Your bulk import failures are stemming from three distinct validation layers that need to be addressed systematically:
1. Special Characters in Names (your primary encoding issue):
Workday’s Sales Management API accepts UTF-8 encoded JSON, but you must ensure proper escaping within the JSON structure itself. The key distinction: characters like apostrophes, accented letters (é, ñ, ü), and standard punctuation should be sent as literal UTF-8 characters in your JSON strings - no special encoding needed. However, the ampersand (&) in company names requires careful handling because it can interfere with XML processing in Workday’s backend.
For names containing ampersands, use standard JSON string escaping - the ampersand itself is fine, but ensure there are no trailing/leading spaces that might cause parsing issues.

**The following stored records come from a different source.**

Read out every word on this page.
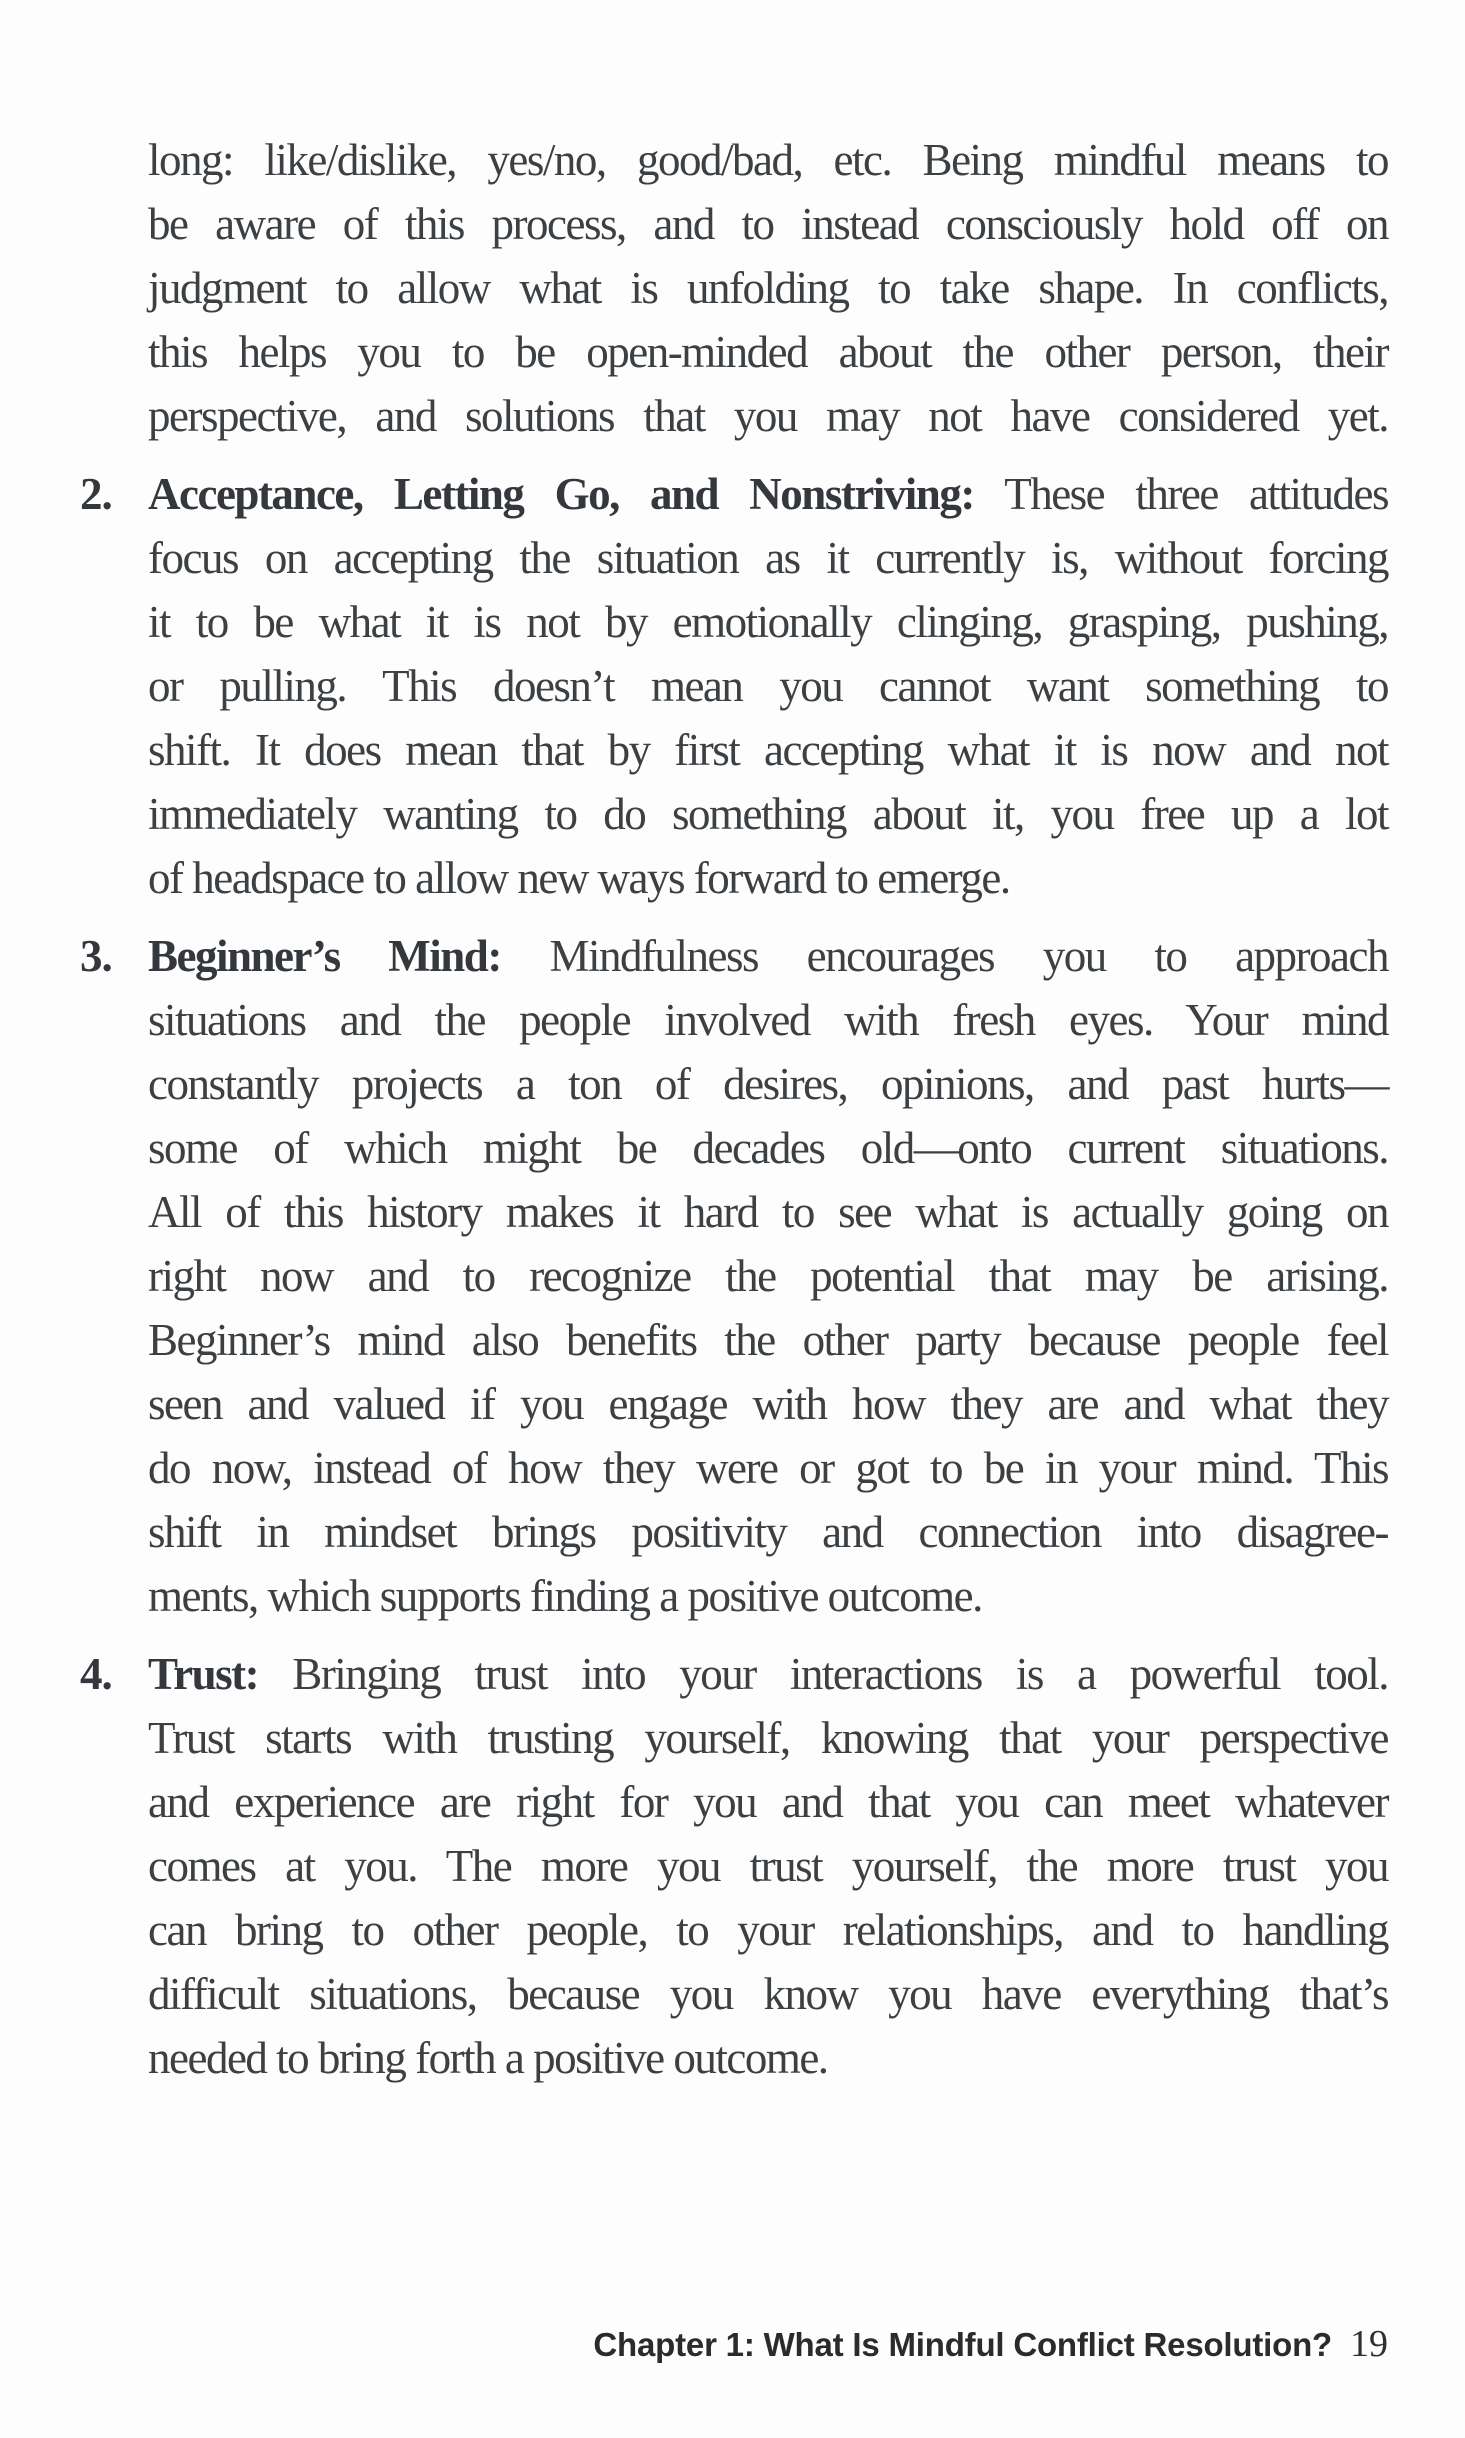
long: like/dislike, yes/no, good/bad, etc. Being mindful means to
be aware of this process, and to instead consciously hold off on
judgment to allow what is unfolding to take shape. In conflicts,
this helps you to be open-minded about the other person, their
perspective, and solutions that you may not have considered yet.
2. Acceptance, Letting Go, and Nonstriving: These three attitudes
focus on accepting the situation as it currently is, without forcing
it to be what it is not by emotionally clinging, grasping, pushing,
or pulling. This doesn’t mean you cannot want something to
shift. It does mean that by first accepting what it is now and not
immediately wanting to do something about it, you free up a lot
of headspace to allow new ways forward to emerge.
3. Beginner’s Mind: Mindfulness encourages you to approach
situations and the people involved with fresh eyes. Your mind
constantly projects a ton of desires, opinions, and past hurts—
some of which might be decades old—onto current situations.
All of this history makes it hard to see what is actually going on
right now and to recognize the potential that may be arising.
Beginner’s mind also benefits the other party because people feel
seen and valued if you engage with how they are and what they
do now, instead of how they were or got to be in your mind. This
shift in mindset brings positivity and connection into disagree-
ments, which supports finding a positive outcome.
4. Trust: Bringing trust into your interactions is a powerful tool.
Trust starts with trusting yourself, knowing that your perspective
and experience are right for you and that you can meet whatever
comes at you. The more you trust yourself, the more trust you
can bring to other people, to your relationships, and to handling
difficult situations, because you know you have everything that’s
needed to bring forth a positive outcome.
Chapter 1: What Is Mindful Conflict Resolution? 19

For example: "Müller & Sons" works, but "Müller & Sons " (with trailing space) may fail validation.
The real culprit in your scenario is likely mixed character encoding in your source data. Legacy CRM exports often contain Windows-1252 encoded characters that look correct but aren’t valid UTF-8. Run your input file through a UTF-8 validation tool and re-encode if necessary: `iconv -f WINDOWS-1252 -t UTF-8 input.json > output.json
2. Missing Required Fields (comprehensive field mapping):
The bulk import endpoint enforces a broader set of required fields than documented because it triggers the full customer creation business process. Based on wd-r2-2023 configuration, these fields are mandatory for Sales Management customer creation:
- Customer_Name (obvious)
- Customer_Reference_ID (your external ID)

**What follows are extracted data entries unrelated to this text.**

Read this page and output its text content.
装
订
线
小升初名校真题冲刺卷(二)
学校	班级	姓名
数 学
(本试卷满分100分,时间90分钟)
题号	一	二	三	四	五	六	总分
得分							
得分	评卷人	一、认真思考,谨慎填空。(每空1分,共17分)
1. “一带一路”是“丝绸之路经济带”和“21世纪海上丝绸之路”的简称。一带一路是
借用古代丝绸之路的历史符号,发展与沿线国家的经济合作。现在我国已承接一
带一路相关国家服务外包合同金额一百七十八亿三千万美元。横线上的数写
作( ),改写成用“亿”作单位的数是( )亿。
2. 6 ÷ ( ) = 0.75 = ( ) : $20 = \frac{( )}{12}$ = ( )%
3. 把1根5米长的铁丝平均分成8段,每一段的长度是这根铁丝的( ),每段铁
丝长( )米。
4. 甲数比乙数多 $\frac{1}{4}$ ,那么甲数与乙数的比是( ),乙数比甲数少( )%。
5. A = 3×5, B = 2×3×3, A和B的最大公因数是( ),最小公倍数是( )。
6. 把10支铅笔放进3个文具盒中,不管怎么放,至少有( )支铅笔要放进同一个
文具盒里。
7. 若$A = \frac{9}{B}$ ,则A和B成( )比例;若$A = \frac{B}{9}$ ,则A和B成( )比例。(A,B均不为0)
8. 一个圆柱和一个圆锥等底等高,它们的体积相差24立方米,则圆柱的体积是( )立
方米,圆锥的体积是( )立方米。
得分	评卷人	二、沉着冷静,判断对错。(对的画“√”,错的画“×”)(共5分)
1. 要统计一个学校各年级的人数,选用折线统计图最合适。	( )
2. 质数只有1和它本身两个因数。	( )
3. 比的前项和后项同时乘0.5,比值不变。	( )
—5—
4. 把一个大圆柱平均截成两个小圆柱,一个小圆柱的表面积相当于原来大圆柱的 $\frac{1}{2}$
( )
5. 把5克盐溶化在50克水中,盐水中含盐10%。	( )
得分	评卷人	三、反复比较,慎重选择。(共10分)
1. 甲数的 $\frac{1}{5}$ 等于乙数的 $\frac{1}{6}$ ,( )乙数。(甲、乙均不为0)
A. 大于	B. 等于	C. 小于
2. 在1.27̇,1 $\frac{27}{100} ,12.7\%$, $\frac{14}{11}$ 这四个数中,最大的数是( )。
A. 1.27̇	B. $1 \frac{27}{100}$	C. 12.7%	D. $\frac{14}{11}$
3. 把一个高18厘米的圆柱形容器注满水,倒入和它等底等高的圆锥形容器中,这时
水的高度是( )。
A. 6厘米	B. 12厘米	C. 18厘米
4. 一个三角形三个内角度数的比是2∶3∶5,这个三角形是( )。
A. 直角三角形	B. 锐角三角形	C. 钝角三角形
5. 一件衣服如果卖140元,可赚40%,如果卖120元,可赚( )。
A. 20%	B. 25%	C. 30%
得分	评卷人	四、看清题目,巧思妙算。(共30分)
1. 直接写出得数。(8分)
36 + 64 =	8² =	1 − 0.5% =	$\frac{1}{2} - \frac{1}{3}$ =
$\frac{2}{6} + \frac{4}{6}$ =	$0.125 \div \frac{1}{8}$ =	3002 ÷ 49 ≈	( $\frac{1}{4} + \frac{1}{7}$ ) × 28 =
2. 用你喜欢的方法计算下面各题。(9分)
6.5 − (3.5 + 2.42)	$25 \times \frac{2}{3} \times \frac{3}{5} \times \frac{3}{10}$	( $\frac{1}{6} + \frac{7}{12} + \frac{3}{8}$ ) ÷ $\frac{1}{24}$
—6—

- Customer_Category (typically ‘Business’ or ‘Individual’)
- Currency_Reference (must match tenant’s enabled currencies)
- Payment_Terms_Reference (default to ‘Net 30’ if unsure)

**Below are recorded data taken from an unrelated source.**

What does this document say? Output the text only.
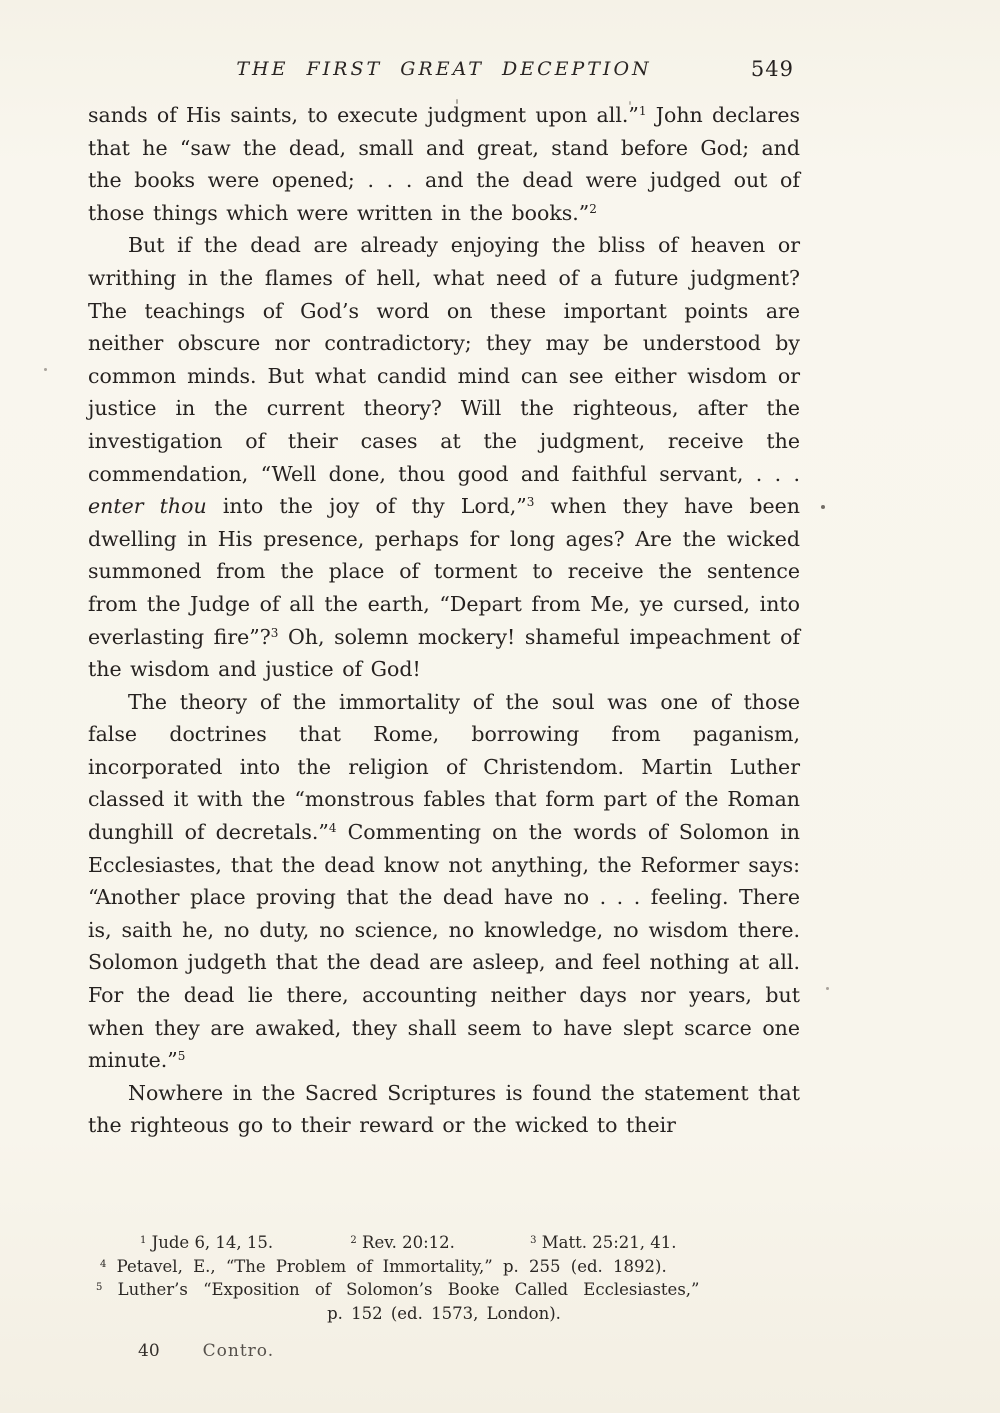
THE FIRST GREAT DECEPTION	549

sands of His saints, to execute judgment upon all.”$^1$ John declares that he “saw the dead, small and great, stand before God; and the books were opened; . . . and the dead were judged out of those things which were written in the books.”$^2$

But if the dead are already enjoying the bliss of heaven or writhing in the flames of hell, what need of a future judgment? The teachings of God’s word on these important points are neither obscure nor contradictory; they may be understood by common minds. But what candid mind can see either wisdom or justice in the current theory? Will the righteous, after the investigation of their cases at the judgment, receive the commendation, “Well done, thou good and faithful servant, . . . enter thou into the joy of thy Lord,”$^3$ when they have been dwelling in His presence, perhaps for long ages? Are the wicked summoned from the place of torment to receive the sentence from the Judge of all the earth, “Depart from Me, ye cursed, into everlasting fire”?$^3$ Oh, solemn mockery! shameful impeachment of the wisdom and justice of God!

The theory of the immortality of the soul was one of those false doctrines that Rome, borrowing from paganism, incorporated into the religion of Christendom. Martin Luther classed it with the “monstrous fables that form part of the Roman dunghill of decretals.”$^4$ Commenting on the words of Solomon in Ecclesiastes, that the dead know not anything, the Reformer says: “Another place proving that the dead have no . . . feeling. There is, saith he, no duty, no science, no knowledge, no wisdom there. Solomon judgeth that the dead are asleep, and feel nothing at all. For the dead lie there, accounting neither days nor years, but when they are awaked, they shall seem to have slept scarce one minute.”$^5$

Nowhere in the Sacred Scriptures is found the statement that the righteous go to their reward or the wicked to their

$^1$ Jude 6, 14, 15.	$^2$ Rev. 20:12.	$^3$ Matt. 25:21, 41.
$^4$ Petavel, E., “The Problem of Immortality,” p. 255 (ed. 1892).
$^5$ Luther’s “Exposition of Solomon’s Booke Called Ecclesiastes,”
p. 152 (ed. 1573, London).
40	Contro.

- Worktags (at least one, usually Customer_Group or Region)
- Bill_To_Contact and Bill_To_Address (even if same as primary)
The validation error ‘missing required fields’ is frustratingly vague because Workday doesn’t specify which fields in the API response. Use this API call to identify the complete field set:
GET /customers/{existing_customer_id}
Include all reference fields
Compare your payload structure against a successfully created customer - any field present in the GET response should be included in your bulk import.
3. Bulk Import Endpoint Behavior (batch processing requirements):
The bulk endpoint processes records sequentially and has a strict validation mode. Unlike single-record creation which can use default values, bulk imports require explicit values for all fields. Additionally, the endpoint has a 1000-record per batch limit and a 5MB payload size limit.
Structure your bulk payload with proper error isolation:
{
"customers": [
{
"Customer_Name": "O'Brien Industries",
"Customer_Reference_ID": "CRM-001",
"Customer_Category": {"ID": "Business"},
"Currency": {"ID": "USD"},
"Payment_Terms": {"ID": "NET_30"}
}
]
}
Recommended Solution Approach:
- Pre-process your 5,000 records: validate UTF-8 encoding, normalize special characters, remove trailing spaces
- Create a field mapping template based on a GET_Customers call for an existing record in your tenant
- Split your import into batches of 500 records (safer than the 1000 limit)
- Implement retry logic with detailed error logging for failed records
- For the 30% failing records, export them separately and validate each required field is populated with properly encoded values
The combination of character encoding issues and missing conditional required fields explains your 30% failure rate. Once you normalize the encoding and ensure all business-process-required fields are populated, your success rate should exceed 95%.